Flora took on a pink hue. “It isn’t that impressive.”

“Where is it?” Verbena asked, suddenly curious beyond politeness. “Perhaps I might visit you.”

“Oh, no, you mustn’t. It’s in Maiden Lane,” Flora said with a chagrined wince.

“Maiden Lane!” Verbena rifled through her memories. “Was there not a ghastly murder in a paintbrush factory there a few years ago?” She recalled the papers making much of the affair, which involved a decapitated body hidden among some barrels. Lurid details like that always stuck out to Verbena.

“It kept the prices down,” Flora said with a shrug. “But how do you know about that?”

Verbena’s lifelong fascination with the morbid was not, of course, the most ladylike trait she might have cultivated. She hesitated to tell the truth of it to such a new friend, and one she so desperately did not want to frighten away.

“I must have overheard the servants gossiping. But why should it make any difference to me that you live in Maiden Lane?” she said cheerfully. “I’m sure my mother would be happy to hear that someone had taken me off her hands, one way or another. A murder would be just as judicious as a marriage.”

“Please do not make a joke of that,” Flora said.

Verbena rolled her eyes. “After all these years, the murderer is surely long gone. Where is the harm in joking?”

“Not about that, about your mother.” She tightened her hold on Verbena’s hands. “You deserve only the best. If happiness could be found hoarded somewhere, I would steal as much as I could carry and lay it at your feet.”

Verbena blinked, dazed. “That is…very poetic of you.”

Flora smiled and ducked her head. “Sorry.”

“No, no. I—” Loved it. Verbena loved it with her whole being. She could picture so clearly Flora hauling a bucket—for was happiness not liquid?—and sloshing it heavily across her slippers, where it would soak like honey into the hem of her silk pelisse. She utterly loved that.

How strange. How wonderfully odd.

This had to be the mythical kinship that reportedly existed between women.

Having been on guard for backstabbing from her feminine contemporaries her entire adult life, Verbena had doubted the veracity of such friendships.

It was disconcerting yet exhilarating to be proven wrong by Flora Witcombe, who spoke so kindly and without an ounce of insincerity.

Verbena released an exhale. “I find it a very pleasing notion,” she said. Her voice was quiet in the small street: “A very pleasing notion, indeed.”

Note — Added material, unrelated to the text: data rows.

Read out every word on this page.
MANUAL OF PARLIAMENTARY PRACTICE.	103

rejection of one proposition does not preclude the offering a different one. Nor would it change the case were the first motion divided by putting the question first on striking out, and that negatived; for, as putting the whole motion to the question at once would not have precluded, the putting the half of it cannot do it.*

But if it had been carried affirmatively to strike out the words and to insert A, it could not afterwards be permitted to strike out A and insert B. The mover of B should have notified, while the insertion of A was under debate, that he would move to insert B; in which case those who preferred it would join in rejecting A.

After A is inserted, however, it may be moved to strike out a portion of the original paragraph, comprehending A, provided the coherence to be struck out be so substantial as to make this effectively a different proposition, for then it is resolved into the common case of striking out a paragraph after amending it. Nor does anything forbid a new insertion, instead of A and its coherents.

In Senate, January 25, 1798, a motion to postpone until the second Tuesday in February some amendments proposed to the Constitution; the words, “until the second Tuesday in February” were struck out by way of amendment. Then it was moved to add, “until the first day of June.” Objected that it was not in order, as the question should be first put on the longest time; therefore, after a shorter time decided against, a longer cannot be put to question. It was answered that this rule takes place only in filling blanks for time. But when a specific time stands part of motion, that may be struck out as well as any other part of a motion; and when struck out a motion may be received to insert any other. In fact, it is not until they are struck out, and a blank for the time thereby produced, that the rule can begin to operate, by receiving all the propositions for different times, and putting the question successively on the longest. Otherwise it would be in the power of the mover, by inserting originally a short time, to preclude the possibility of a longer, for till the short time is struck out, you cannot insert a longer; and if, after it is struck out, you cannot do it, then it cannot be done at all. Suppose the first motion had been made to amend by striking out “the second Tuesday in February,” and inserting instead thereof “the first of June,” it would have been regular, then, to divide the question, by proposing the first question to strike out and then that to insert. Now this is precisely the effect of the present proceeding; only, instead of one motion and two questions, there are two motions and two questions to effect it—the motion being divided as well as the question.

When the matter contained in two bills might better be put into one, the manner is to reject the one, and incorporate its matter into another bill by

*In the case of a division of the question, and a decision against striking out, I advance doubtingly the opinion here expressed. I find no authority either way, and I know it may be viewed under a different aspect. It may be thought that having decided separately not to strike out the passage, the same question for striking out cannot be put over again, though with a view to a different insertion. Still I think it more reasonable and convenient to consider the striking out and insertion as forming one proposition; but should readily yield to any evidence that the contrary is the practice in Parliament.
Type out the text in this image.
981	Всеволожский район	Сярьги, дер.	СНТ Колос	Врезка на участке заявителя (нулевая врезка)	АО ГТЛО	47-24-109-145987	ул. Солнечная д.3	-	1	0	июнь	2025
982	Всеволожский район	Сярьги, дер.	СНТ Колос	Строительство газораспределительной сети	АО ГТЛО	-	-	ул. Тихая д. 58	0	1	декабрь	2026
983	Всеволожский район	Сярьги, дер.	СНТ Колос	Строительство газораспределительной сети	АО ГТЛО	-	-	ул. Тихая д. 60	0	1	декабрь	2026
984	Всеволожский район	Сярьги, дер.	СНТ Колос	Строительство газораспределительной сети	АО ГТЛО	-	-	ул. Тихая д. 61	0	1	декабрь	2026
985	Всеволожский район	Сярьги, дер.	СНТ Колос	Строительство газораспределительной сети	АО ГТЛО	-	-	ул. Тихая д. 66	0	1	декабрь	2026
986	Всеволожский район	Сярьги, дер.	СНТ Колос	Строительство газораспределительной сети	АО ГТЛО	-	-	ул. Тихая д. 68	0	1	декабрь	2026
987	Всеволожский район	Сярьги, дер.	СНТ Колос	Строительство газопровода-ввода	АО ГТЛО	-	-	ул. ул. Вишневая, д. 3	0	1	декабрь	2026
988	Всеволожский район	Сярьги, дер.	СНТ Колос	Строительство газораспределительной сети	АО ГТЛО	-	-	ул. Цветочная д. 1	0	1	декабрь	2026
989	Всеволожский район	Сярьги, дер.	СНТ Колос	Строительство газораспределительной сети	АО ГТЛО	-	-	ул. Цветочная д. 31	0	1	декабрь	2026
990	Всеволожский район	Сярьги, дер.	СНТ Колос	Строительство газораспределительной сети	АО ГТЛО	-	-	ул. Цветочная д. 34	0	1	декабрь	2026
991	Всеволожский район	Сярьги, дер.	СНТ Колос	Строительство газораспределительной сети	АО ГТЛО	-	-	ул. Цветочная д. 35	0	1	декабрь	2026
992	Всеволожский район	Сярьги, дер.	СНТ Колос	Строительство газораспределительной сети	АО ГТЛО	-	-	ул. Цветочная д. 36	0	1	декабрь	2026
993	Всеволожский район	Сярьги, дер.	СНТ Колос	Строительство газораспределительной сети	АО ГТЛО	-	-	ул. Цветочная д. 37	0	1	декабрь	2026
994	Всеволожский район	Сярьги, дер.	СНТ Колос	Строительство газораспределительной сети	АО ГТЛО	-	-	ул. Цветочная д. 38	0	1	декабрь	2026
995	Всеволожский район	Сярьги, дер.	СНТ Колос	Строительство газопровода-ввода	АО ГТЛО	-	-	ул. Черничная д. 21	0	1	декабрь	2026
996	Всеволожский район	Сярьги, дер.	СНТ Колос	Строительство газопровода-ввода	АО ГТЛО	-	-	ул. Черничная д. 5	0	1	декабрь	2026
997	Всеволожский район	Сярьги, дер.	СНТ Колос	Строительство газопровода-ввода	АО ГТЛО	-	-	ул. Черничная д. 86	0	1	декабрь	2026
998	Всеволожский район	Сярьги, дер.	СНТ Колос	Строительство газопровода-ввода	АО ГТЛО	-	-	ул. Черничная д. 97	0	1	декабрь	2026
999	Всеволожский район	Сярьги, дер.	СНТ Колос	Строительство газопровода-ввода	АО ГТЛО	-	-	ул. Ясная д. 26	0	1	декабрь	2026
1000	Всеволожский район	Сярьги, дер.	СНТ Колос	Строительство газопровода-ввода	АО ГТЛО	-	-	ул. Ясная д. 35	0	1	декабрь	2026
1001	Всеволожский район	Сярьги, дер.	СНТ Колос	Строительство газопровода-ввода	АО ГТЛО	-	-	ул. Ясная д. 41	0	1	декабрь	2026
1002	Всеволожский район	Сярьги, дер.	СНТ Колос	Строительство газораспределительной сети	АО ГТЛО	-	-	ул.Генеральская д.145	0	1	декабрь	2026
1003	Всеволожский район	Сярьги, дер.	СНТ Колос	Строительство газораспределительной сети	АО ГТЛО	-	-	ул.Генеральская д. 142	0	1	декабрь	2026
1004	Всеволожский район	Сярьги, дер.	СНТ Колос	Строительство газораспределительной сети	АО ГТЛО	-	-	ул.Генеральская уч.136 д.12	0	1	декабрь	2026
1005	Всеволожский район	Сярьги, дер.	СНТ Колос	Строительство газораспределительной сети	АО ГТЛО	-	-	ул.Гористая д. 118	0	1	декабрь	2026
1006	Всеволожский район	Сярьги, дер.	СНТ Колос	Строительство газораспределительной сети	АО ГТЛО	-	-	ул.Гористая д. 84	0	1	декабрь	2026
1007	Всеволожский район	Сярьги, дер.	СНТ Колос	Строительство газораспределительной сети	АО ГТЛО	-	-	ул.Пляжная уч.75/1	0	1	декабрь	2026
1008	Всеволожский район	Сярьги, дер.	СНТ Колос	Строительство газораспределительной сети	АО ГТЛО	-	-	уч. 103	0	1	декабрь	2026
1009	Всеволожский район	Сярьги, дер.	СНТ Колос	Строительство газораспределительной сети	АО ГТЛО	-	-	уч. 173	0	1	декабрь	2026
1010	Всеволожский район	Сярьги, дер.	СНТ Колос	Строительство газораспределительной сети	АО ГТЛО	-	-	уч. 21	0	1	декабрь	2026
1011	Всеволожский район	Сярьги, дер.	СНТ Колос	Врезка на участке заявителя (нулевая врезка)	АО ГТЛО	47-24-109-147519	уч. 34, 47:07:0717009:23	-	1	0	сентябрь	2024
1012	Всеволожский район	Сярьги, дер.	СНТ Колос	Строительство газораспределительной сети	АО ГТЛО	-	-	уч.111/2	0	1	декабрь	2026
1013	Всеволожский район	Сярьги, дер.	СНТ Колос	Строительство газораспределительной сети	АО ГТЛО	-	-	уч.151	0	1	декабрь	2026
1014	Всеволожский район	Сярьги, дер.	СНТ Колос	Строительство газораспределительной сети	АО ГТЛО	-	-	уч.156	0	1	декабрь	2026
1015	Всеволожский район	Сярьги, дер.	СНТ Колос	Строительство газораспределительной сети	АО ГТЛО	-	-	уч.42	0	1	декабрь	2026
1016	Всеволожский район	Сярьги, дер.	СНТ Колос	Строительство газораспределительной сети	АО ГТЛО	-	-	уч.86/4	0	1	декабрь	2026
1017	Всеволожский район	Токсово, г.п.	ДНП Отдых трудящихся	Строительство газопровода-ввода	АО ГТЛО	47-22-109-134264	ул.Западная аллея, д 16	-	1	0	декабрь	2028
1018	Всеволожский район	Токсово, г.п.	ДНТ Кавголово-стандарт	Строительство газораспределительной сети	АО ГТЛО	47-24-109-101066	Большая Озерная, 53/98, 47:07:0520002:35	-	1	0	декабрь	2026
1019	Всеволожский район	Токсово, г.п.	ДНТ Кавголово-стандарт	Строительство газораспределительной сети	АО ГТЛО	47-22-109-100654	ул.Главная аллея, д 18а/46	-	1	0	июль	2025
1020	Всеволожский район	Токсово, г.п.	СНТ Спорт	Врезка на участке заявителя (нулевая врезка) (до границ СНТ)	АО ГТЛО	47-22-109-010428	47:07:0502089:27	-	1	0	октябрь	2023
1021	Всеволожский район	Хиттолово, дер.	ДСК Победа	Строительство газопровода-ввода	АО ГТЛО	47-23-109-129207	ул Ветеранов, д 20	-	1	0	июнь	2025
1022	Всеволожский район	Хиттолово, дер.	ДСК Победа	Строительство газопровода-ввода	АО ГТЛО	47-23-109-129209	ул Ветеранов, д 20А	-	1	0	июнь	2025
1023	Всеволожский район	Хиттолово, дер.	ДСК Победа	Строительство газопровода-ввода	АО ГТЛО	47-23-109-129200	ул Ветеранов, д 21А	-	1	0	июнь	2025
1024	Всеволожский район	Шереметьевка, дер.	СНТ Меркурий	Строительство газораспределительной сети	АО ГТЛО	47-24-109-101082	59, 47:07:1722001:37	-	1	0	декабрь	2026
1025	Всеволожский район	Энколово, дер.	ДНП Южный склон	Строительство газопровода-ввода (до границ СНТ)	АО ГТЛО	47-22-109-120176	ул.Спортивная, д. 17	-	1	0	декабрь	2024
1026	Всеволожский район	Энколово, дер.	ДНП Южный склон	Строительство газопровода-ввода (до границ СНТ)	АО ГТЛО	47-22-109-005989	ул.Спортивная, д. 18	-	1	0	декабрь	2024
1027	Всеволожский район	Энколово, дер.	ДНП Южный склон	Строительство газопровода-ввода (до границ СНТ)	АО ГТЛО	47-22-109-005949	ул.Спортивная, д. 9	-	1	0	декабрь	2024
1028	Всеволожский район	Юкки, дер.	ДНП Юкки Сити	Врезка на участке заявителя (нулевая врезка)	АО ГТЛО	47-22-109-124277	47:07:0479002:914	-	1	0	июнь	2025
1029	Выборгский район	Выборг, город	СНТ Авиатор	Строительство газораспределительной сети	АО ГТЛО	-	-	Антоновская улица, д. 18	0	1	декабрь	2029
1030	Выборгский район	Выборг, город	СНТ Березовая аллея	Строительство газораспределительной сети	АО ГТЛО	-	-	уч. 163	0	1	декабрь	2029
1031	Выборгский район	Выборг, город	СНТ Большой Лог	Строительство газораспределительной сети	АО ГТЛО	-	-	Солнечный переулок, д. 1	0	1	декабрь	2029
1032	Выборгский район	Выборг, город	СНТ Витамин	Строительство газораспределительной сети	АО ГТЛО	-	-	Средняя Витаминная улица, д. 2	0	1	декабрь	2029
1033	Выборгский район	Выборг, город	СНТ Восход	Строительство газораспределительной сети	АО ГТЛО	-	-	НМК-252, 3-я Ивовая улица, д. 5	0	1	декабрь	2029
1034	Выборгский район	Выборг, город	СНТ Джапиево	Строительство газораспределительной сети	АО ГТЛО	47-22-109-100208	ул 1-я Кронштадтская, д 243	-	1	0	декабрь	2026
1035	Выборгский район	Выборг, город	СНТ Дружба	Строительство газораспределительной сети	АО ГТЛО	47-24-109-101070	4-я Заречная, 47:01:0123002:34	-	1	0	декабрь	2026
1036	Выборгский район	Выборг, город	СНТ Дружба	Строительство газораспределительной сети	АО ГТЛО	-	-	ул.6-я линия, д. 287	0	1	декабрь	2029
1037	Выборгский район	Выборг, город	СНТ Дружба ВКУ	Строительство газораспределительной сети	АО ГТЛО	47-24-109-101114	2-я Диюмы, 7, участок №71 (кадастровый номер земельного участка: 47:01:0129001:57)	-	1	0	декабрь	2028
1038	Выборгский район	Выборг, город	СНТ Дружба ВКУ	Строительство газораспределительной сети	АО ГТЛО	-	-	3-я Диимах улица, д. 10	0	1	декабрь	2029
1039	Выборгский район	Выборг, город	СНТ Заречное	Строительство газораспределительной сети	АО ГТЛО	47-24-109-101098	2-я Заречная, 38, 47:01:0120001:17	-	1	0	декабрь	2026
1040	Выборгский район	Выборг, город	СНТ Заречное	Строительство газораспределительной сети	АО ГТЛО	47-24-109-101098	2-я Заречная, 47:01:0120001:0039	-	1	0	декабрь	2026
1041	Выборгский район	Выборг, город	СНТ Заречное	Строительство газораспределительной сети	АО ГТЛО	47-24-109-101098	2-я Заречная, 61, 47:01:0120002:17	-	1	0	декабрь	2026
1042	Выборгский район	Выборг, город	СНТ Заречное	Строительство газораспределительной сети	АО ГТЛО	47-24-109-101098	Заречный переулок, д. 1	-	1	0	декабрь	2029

Flora smiled, then tipped her head back to regard the sky. “It will be evening shortly,” she said. “We should get you home.”

“And yourself as well,” Verbena noted. A lone woman, even a self-sufficient poetess, could not safely wander the streets after nightfall.

“You first,” Flora said. “Yours is closer. Then I will take a hackney back to Covent Garden.” She took Verbena’s arm once more and led her back up the street.

Verbena allowed herself to lay her head on her friend’s shoulder as they walked. Flora smelled of ink and rosewater, a heady combination. She wished someone could bottle it.

“Thank you for this,” Verbena said. “I needed to be free for a moment.”

“Yes,” said Flora. She patted Verbena’s hand where it lay in the crook of her elbow. “At least for a moment.”